I was racking my brain for the word “Corinthian” and picking images out from the Pantheon’s Rorschach marble when Paulo struck up conversation. With a heavy Italian accent, gravel in his throat, and a bit of thought behind each word, he asked if I knew the origins of the space. “I do, but I’d love for you to tell me anyway.” We sat dwarfed by the geometrically perfect dome for over an hour. With light from the oculus reluctant to dip too far into the rotunda, it mimed its best impression of a full moon on a clear night, illuminating just enough to see but not quite enough that you need not hone your focus. The structure forces concentration and intimacy. Originally intended for prayer, it lends well to dialogue.
Paulo immediately strikes you as refined and wisened. Tall and lanky, he sat with his shirt tucked in tightly and a blue blazer draped over his right shoulder, the collar clutched delicately between two fingers for the length of our discussion. The deep lines patterning his face mapped a route to his eyes which, in contrast to his calm and careful tone, were wide and sprightly. An exchange about the Pantheon’s Pagan origins and its later consecration as a Christian church made way for winding insights into his own studies of original religious texts. He lamented the challenges of translation. His tone wavered between frustration and awe while meditating on how ancient interpretations of words could ripple into the doctrines we know today. Logic-based but not immune to a bit of magic, his studies have coaxed an attention to sameness across religions, not differences.

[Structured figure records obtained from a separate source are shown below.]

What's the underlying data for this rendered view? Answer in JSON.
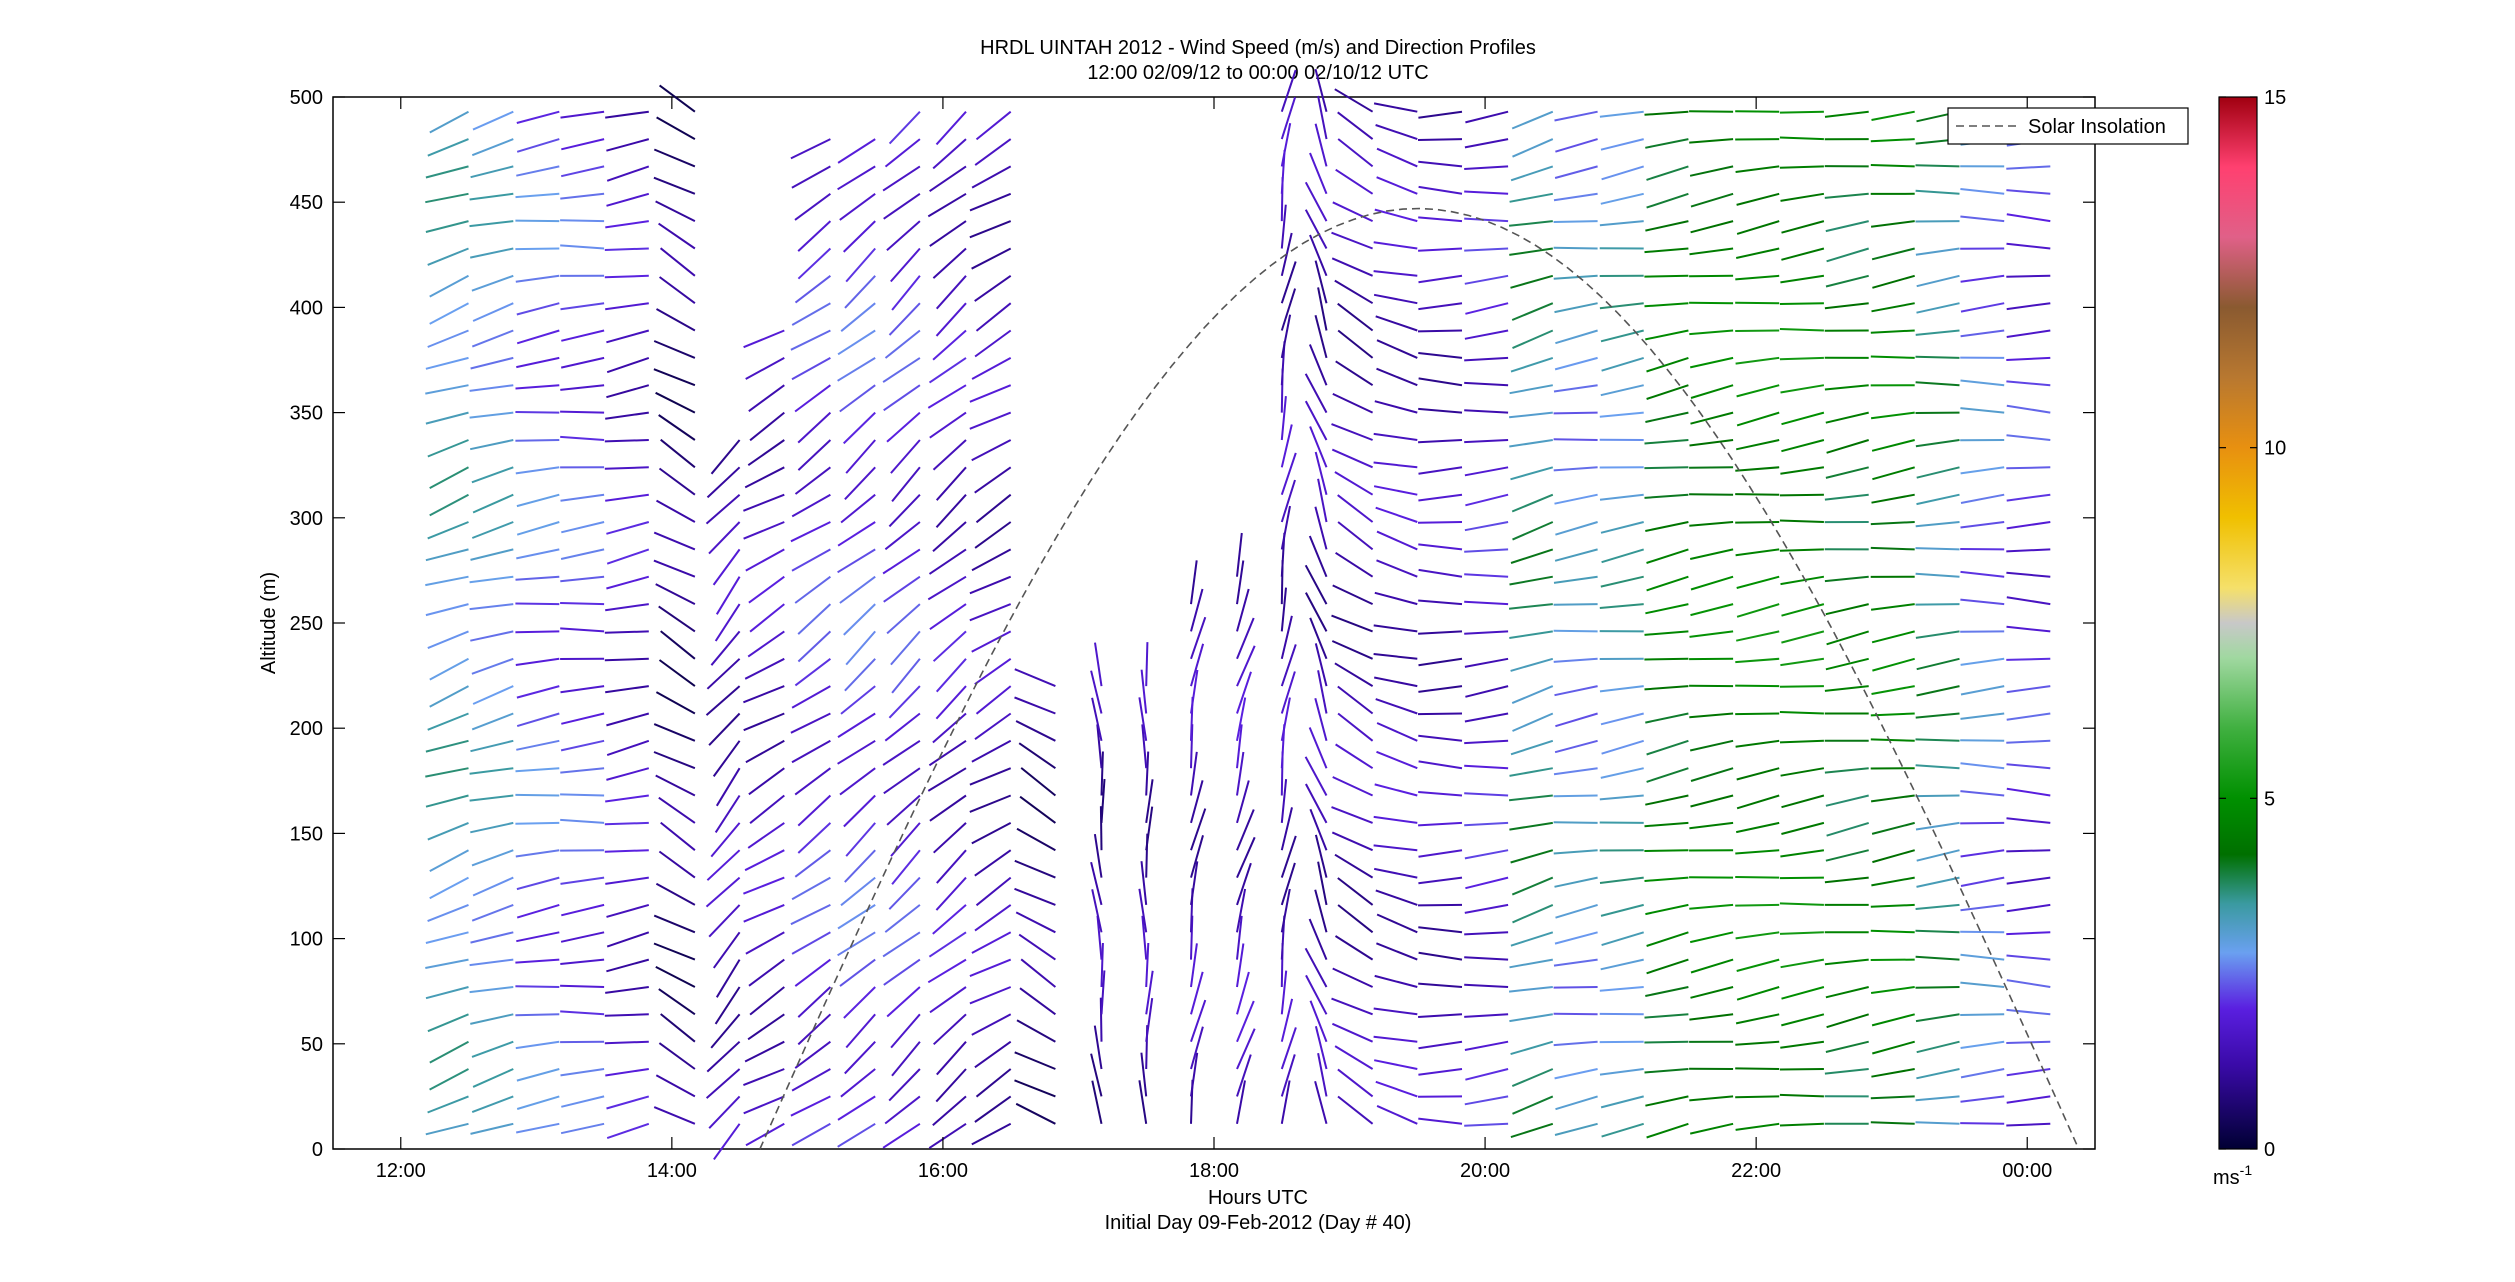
{
  "chart_data": {
    "type": "quiver",
    "title": "HRDL UINTAH 2012 - Wind Speed (m/s) and Direction Profiles",
    "subtitle": "12:00 02/09/12 to 00:00 02/10/12  UTC",
    "xlabel": "Hours UTC",
    "xlabel2": "Initial Day 09-Feb-2012 (Day # 40)",
    "ylabel": "Altitude (m)",
    "xlim": [
      11.5,
      24.5
    ],
    "ylim": [
      0,
      500
    ],
    "xticks": [
      {
        "value": 12,
        "label": "12:00"
      },
      {
        "value": 14,
        "label": "14:00"
      },
      {
        "value": 16,
        "label": "16:00"
      },
      {
        "value": 18,
        "label": "18:00"
      },
      {
        "value": 20,
        "label": "20:00"
      },
      {
        "value": 22,
        "label": "22:00"
      },
      {
        "value": 24,
        "label": "00:00"
      }
    ],
    "yticks": [
      {
        "value": 0,
        "label": "0"
      },
      {
        "value": 50,
        "label": "50"
      },
      {
        "value": 100,
        "label": "100"
      },
      {
        "value": 150,
        "label": "150"
      },
      {
        "value": 200,
        "label": "200"
      },
      {
        "value": 250,
        "label": "250"
      },
      {
        "value": 300,
        "label": "300"
      },
      {
        "value": 350,
        "label": "350"
      },
      {
        "value": 400,
        "label": "400"
      },
      {
        "value": 450,
        "label": "450"
      },
      {
        "value": 500,
        "label": "500"
      }
    ],
    "legend": {
      "label": "Solar Insolation",
      "placement": "top-right"
    },
    "solar_insolation": {
      "start_hour": 14.65,
      "end_hour": 24.38,
      "peak_hour": 19.5,
      "peak_altitude": 447
    },
    "colorbar": {
      "range": [
        0,
        15
      ],
      "ticks": [
        {
          "value": 0,
          "label": "0"
        },
        {
          "value": 5,
          "label": "5"
        },
        {
          "value": 10,
          "label": "10"
        },
        {
          "value": 15,
          "label": "15"
        }
      ],
      "unit_label": "ms",
      "unit_exponent": "-1",
      "stops": [
        {
          "value": 0,
          "color": "#000033"
        },
        {
          "value": 1.2,
          "color": "#3a0aa8"
        },
        {
          "value": 2.0,
          "color": "#5a1fe0"
        },
        {
          "value": 2.8,
          "color": "#6aa0f0"
        },
        {
          "value": 3.5,
          "color": "#3a9aa0"
        },
        {
          "value": 4.2,
          "color": "#007000"
        },
        {
          "value": 5.0,
          "color": "#009000"
        },
        {
          "value": 6.0,
          "color": "#40b040"
        },
        {
          "value": 7.0,
          "color": "#a0d8a0"
        },
        {
          "value": 7.5,
          "color": "#c8c8c8"
        },
        {
          "value": 8.0,
          "color": "#f5e06a"
        },
        {
          "value": 9.0,
          "color": "#f0c000"
        },
        {
          "value": 10.0,
          "color": "#e89010"
        },
        {
          "value": 11.0,
          "color": "#b87830"
        },
        {
          "value": 12.0,
          "color": "#8a5a30"
        },
        {
          "value": 13.0,
          "color": "#e06088"
        },
        {
          "value": 14.0,
          "color": "#ff4070"
        },
        {
          "value": 15.0,
          "color": "#a00010"
        }
      ]
    },
    "profile_hours": [
      12.5,
      12.83,
      13.17,
      13.5,
      13.83,
      14.17,
      14.5,
      14.83,
      15.17,
      15.5,
      15.83,
      16.17,
      16.5,
      16.83,
      17.17,
      17.5,
      17.83,
      18.17,
      18.5,
      18.83,
      19.17,
      19.5,
      19.83,
      20.17,
      20.5,
      20.83,
      21.17,
      21.5,
      21.83,
      22.17,
      22.5,
      22.83,
      23.17,
      23.5,
      23.83,
      24.17
    ],
    "altitudes": [
      12,
      25,
      38,
      51,
      64,
      77,
      90,
      103,
      116,
      129,
      142,
      155,
      168,
      181,
      194,
      207,
      220,
      233,
      246,
      259,
      272,
      285,
      298,
      311,
      324,
      337,
      350,
      363,
      376,
      389,
      402,
      415,
      428,
      441,
      454,
      467,
      480,
      493
    ],
    "profiles": [
      {
        "hour": 12.5,
        "dir": 250,
        "speed": 3.2,
        "ceiling": 493
      },
      {
        "hour": 12.83,
        "dir": 255,
        "speed": 3.0,
        "ceiling": 493
      },
      {
        "hour": 13.17,
        "dir": 262,
        "speed": 2.4,
        "ceiling": 493
      },
      {
        "hour": 13.5,
        "dir": 265,
        "speed": 2.2,
        "ceiling": 493
      },
      {
        "hour": 13.83,
        "dir": 260,
        "speed": 1.6,
        "ceiling": 493
      },
      {
        "hour": 14.17,
        "dir": 300,
        "speed": 0.8,
        "ceiling": 493
      },
      {
        "hour": 14.5,
        "dir": 220,
        "speed": 1.4,
        "ceiling": 340
      },
      {
        "hour": 14.83,
        "dir": 240,
        "speed": 1.5,
        "ceiling": 400
      },
      {
        "hour": 15.17,
        "dir": 235,
        "speed": 2.0,
        "ceiling": 480
      },
      {
        "hour": 15.5,
        "dir": 230,
        "speed": 2.2,
        "ceiling": 480
      },
      {
        "hour": 15.83,
        "dir": 228,
        "speed": 2.0,
        "ceiling": 493
      },
      {
        "hour": 16.17,
        "dir": 230,
        "speed": 1.6,
        "ceiling": 493
      },
      {
        "hour": 16.5,
        "dir": 240,
        "speed": 1.4,
        "ceiling": 493
      },
      {
        "hour": 16.83,
        "dir": 300,
        "speed": 0.9,
        "ceiling": 220
      },
      {
        "hour": 17.17,
        "dir": 355,
        "speed": 1.2,
        "ceiling": 230
      },
      {
        "hour": 17.5,
        "dir": 0,
        "speed": 1.3,
        "ceiling": 220
      },
      {
        "hour": 17.83,
        "dir": 10,
        "speed": 1.4,
        "ceiling": 260
      },
      {
        "hour": 18.17,
        "dir": 15,
        "speed": 1.5,
        "ceiling": 280
      },
      {
        "hour": 18.5,
        "dir": 10,
        "speed": 1.4,
        "ceiling": 493
      },
      {
        "hour": 18.83,
        "dir": 340,
        "speed": 1.3,
        "ceiling": 493
      },
      {
        "hour": 19.17,
        "dir": 300,
        "speed": 1.3,
        "ceiling": 493
      },
      {
        "hour": 19.5,
        "dir": 285,
        "speed": 1.5,
        "ceiling": 493
      },
      {
        "hour": 19.83,
        "dir": 270,
        "speed": 1.4,
        "ceiling": 493
      },
      {
        "hour": 20.17,
        "dir": 265,
        "speed": 1.8,
        "ceiling": 493
      },
      {
        "hour": 20.5,
        "dir": 255,
        "speed": 3.6,
        "ceiling": 493
      },
      {
        "hour": 20.83,
        "dir": 262,
        "speed": 2.8,
        "ceiling": 493
      },
      {
        "hour": 21.17,
        "dir": 262,
        "speed": 3.2,
        "ceiling": 493
      },
      {
        "hour": 21.5,
        "dir": 260,
        "speed": 4.4,
        "ceiling": 493
      },
      {
        "hour": 21.83,
        "dir": 262,
        "speed": 4.6,
        "ceiling": 493
      },
      {
        "hour": 22.17,
        "dir": 262,
        "speed": 4.8,
        "ceiling": 493
      },
      {
        "hour": 22.5,
        "dir": 263,
        "speed": 4.8,
        "ceiling": 493
      },
      {
        "hour": 22.83,
        "dir": 262,
        "speed": 4.2,
        "ceiling": 493
      },
      {
        "hour": 23.17,
        "dir": 263,
        "speed": 4.6,
        "ceiling": 493
      },
      {
        "hour": 23.5,
        "dir": 265,
        "speed": 3.6,
        "ceiling": 493
      },
      {
        "hour": 23.83,
        "dir": 268,
        "speed": 2.6,
        "ceiling": 493
      },
      {
        "hour": 24.17,
        "dir": 270,
        "speed": 2.0,
        "ceiling": 493
      }
    ]
  }
}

I asked what it meant for him, as a Roman, to come to monuments like the Pantheon. “It is amazing, and relaxing. I do not live in Rome anymore. Like most Romans, I move from the city because it is too busy with visitors. But I come to Rome often. I come with the spirit of a tourist. I never want to stop exploring. The richness of art and architecture and history is infinite here. To Rome, you must come again and again, explore the past, always with your mind open.”
Stepping into Rome does feel like stepping into history. Modernity is puzzle-pieced thoughtfully betwixt* antiquity, making quite clear: what came before comes first. Intentional evolution may be what makes us human, but there is power in origin. Particularly in Rome. Particularly-particularly when it comes to food. Any flourish on a classic will be met with a scoff by Roman purists. The addition of Parmigiano Reggiano to cacio e pepe? Paulo tells me his father would say, “It’s fine, but it’s not cacio e pepe.”
Extraordinarily simple in both its ingredients and process, cacio e pepe is a balancing act. Sharp and salty Pecorino Romano blankets al dente noodles, acting as a cozy, filling backdrop for loud punches of black pepper. And that’s it. Traditionally boasting only five ingredients—sheep’s cheese, pasta, water, salt, pepper—and big, harmonious flavor, cacio e pepe should be the poster-child for un-Americanized Italian cooking.
The process is an easy one, and it’s all about letting the ingredients do what they were meant to do. Starch thickens, cheese melts, and pepper stays fresh until the last second. I found it a touch too easy for the sauce to get clumpy when adding the cheese to the starchy pasta water. To give the it a bit of fat to cling to, I whisked a small amount of butter into the water first. This resulted in a smooth, velvety sauce every time. So, choose your own adventure. The Roman traditionalists among you should skip the butter, and whisk your grated cheese into the starchy pasta water very slowly over low heat. But know, if you’re in America, the Pecorino Romano is likely made with cow’s milk, so you’re already off to a cardinal sin of a start. You might as well go full-heathen and add the dang butter.
*Seems only fitting to use some archaic language.
Cacio e Pepe (serves 4-5)
Time: 20 minutes
1 pound spaghetti
1c pasta water
1 1/2 cups Pecorino Romano cheese
3 TBS butter
Freshly ground black pepper
1. Boil pasta in a large pot of heavily salted water (about 2 heaping TBS Kosher salt per 4 cups of water) until al dente, about 4-5 minutes. Reserve 1cup pasta water before draining.
2. While pasta is boiling, grate cheese finely.
3. Pour pasta water into a frying pan. Over medium heat, whisk in one tablespoon of butter at a time until melted.
4. Sprinkle in the grated cheese slowly, whisking continuously.
5. Increase heat to medium-high and add pasta to sauce. Stir with a fork until sauce thickens and coats the noodles in a glossy blanket. It should only take a few minutes. If it remains watery, increase heat slightly and keep on stirring. If you tip the pan, you should notice less and less liquid over time.
6. Serve with generous amount of freshly ground black pepper.